Hint: For the diagram's construction, use the component of $\vec j$ on the y-axis and use the component of $\vec i$ on the x-axis. To calculate the components of $\vec A$, first, perform the dot product of the two given vectors and then use the dot product's value in the formula, so that calculation becomes easy.

Complete step by step answer:
By using the information of the given vectors, we will draw the vectors graphically as,
Now we will do the dot product of two given vectors.

Therefore we get

\[\begin{array}{l}
\vec A.\vec B = \left( {2\vec i + \vec j} \right).\left( {\vec i - \vec j} \right)\\
\vec A.\vec B = \left( 2 \right)\left( 1 \right) + \left( 1 \right)\left( { - 1} \right)\\
\vec A.\vec B = 2 - 1\\
\vec A.\vec B = 1
\end{array}\]

Write the formula of the component of $\vec A$ along $\vec B$, therefore we get

${A_b} = \left( {\dfrac{{\vec A.\vec B}}{{{{\left| {\vec B} \right|}^2}}}} \right)\vec B$……. (1)
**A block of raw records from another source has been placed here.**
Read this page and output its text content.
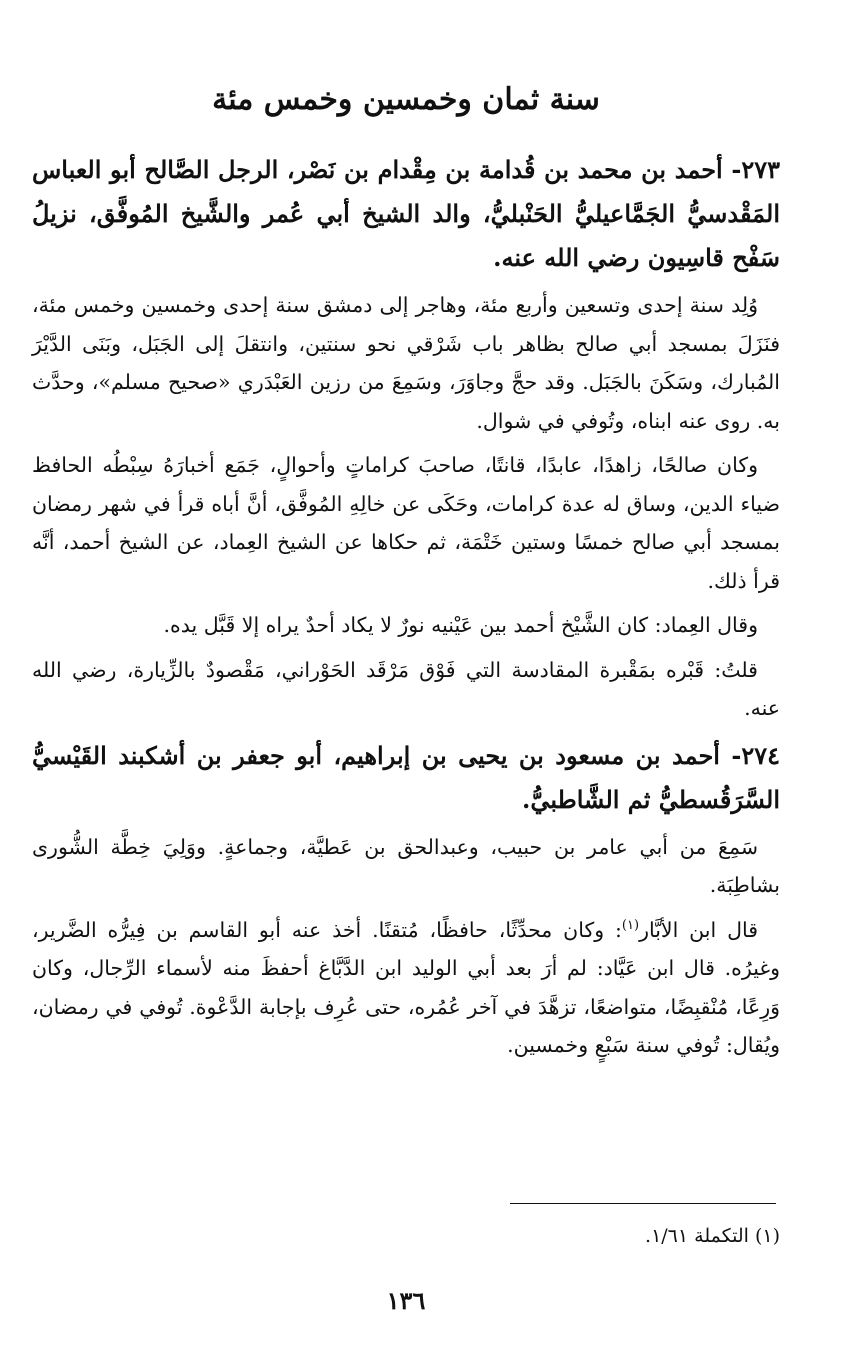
سنة ثمان وخمسين وخمس مئة

٢٧٣- أحمد بن محمد بن قُدامة بن مِقْدام بن نَصْر، الرجل الصَّالح أبو العباس المَقْدسيُّ الجَمَّاعيليُّ الحَنْبليُّ، والد الشيخ أبي عُمر والشَّيخ المُوفَّق، نزيلُ سَفْح قاسِيون رضي الله عنه.

وُلِد سنة إحدى وتسعين وأربع مئة، وهاجر إلى دمشق سنة إحدى وخمسين وخمس مئة، فنَزَلَ بمسجد أبي صالح بظاهر باب شَرْقي نحو سنتين، وانتقلَ إلى الجَبَل، وبَنَى الدَّيْرَ المُبارك، وسَكَنَ بالجَبَل. وقد حجَّ وجاوَرَ، وسَمِعَ من رزين العَبْدَري «صحيح مسلم»، وحدَّث به. روى عنه ابناه، وتُوفي في شوال.

وكان صالحًا، زاهدًا، عابدًا، قانتًا، صاحبَ كراماتٍ وأحوالٍ، جَمَع أخبارَهُ سِبْطُه الحافظ ضياء الدين، وساق له عدة كرامات، وحَكَى عن خالِهِ المُوفَّق، أنَّ أباه قرأ في شهر رمضان بمسجد أبي صالح خمسًا وستين خَتْمَة، ثم حكاها عن الشيخ العِماد، عن الشيخ أحمد، أنَّه قرأ ذلك.

وقال العِماد: كان الشَّيْخ أحمد بين عَيْنيه نورٌ لا يكاد أحدٌ يراه إلا قَبَّل يده.

قلتُ: قَبْره بمَقْبرة المقادسة التي فَوْق مَرْقَد الحَوْراني، مَقْصودٌ بالزِّيارة، رضي الله عنه.

٢٧٤- أحمد بن مسعود بن يحيى بن إبراهيم، أبو جعفر بن أشكبند القَيْسيُّ السَّرَقُسطيُّ ثم الشَّاطبيُّ.

سَمِعَ من أبي عامر بن حبيب، وعبدالحق بن عَطيَّة، وجماعةٍ. ووَلِيَ خِطَّة الشُّورى بشاطِبَة.

قال ابن الأبَّار$^{(١)}$: وكان محدِّثًا، حافظًا، مُتقنًا. أخذ عنه أبو القاسم بن فِيرُّه الضَّرير، وغيرُه. قال ابن عَيَّاد: لم أرَ بعد أبي الوليد ابن الدَّبَّاغ أحفظَ منه لأسماء الرِّجال، وكان وَرِعًا، مُنْقبِضًا، متواضعًا، تزهَّدَ في آخر عُمُره، حتى عُرِف بإجابة الدَّعْوة. تُوفي في رمضان، ويُقال: تُوفي سنة سَبْعٍ وخمسين.

(١) التكملة ١/٦١.
١٣٦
Now we will calculate the magnitude of the B vector, so we get

$\begin{array}{l}
\left| {\vec B} \right| = \sqrt {{1^2} + {1^2}} \\
\left| {\vec B} \right| = \sqrt 2
\end{array}$

By substituting values of dot product and magnitude of B vector in the equation (1), we can calculate the component of $\vec A$ along $\vec B$,

\[\begin{array}{l}
{A_b} = \left( {\dfrac{{\vec A.\vec B}}{{{{\left| {\vec B} \right|}^2}}}} \right)\vec B\\
{A_b} = \left( {\dfrac{1}{{{{\left( {\sqrt 2 } \right)}^2}}}} \right)\left( {\vec i - \vec j} \right)\\
{A_b} = \dfrac{1}{2}\left( {\vec i - \vec j} \right)
\end{array}\]

To calculate the component of $\vec A$ perpendicular to$\vec B$, we will subtract the value of ${A_b}$ from the A vector.

Therefore, we get

\[\begin{array}{l}
{A_{ \bot B}} = \vec A - {A_B}\\
{A_{ \bot B}} = \left( {2\vec i + \vec j} \right) - \dfrac{1}{2}\left( {\vec i - \vec j} \right)\\
{A_{ \bot B}} = \left( {2 - \dfrac{1}{2}} \right)\vec i + \left( {1 + \dfrac{1}{2}} \right)\vec j\\
{A_{ \bot B}} = \dfrac{3}{2}\left( {\vec i + \vec j} \right)
\end{array}\]

Therefore, if $\vec A = 2\vec i + \vec j$ and$\vec B = \vec i - \vec j$, the components of $\vec A$ along $\vec B$ and perpendicular to $\vec B$ are \[\dfrac{1}{2}\left( {\vec i - \vec j} \right)\] and\[\dfrac{3}{2}\left( {\vec i + \vec j} \right)\]

So, the correct answer is “Option B”.

Note:
Remember the formulas related to the vectors as well revise the concept of vector calculation, like how to do dot product, cross products, addition and subtraction of vectors, because these things are commonly used for this type of questions.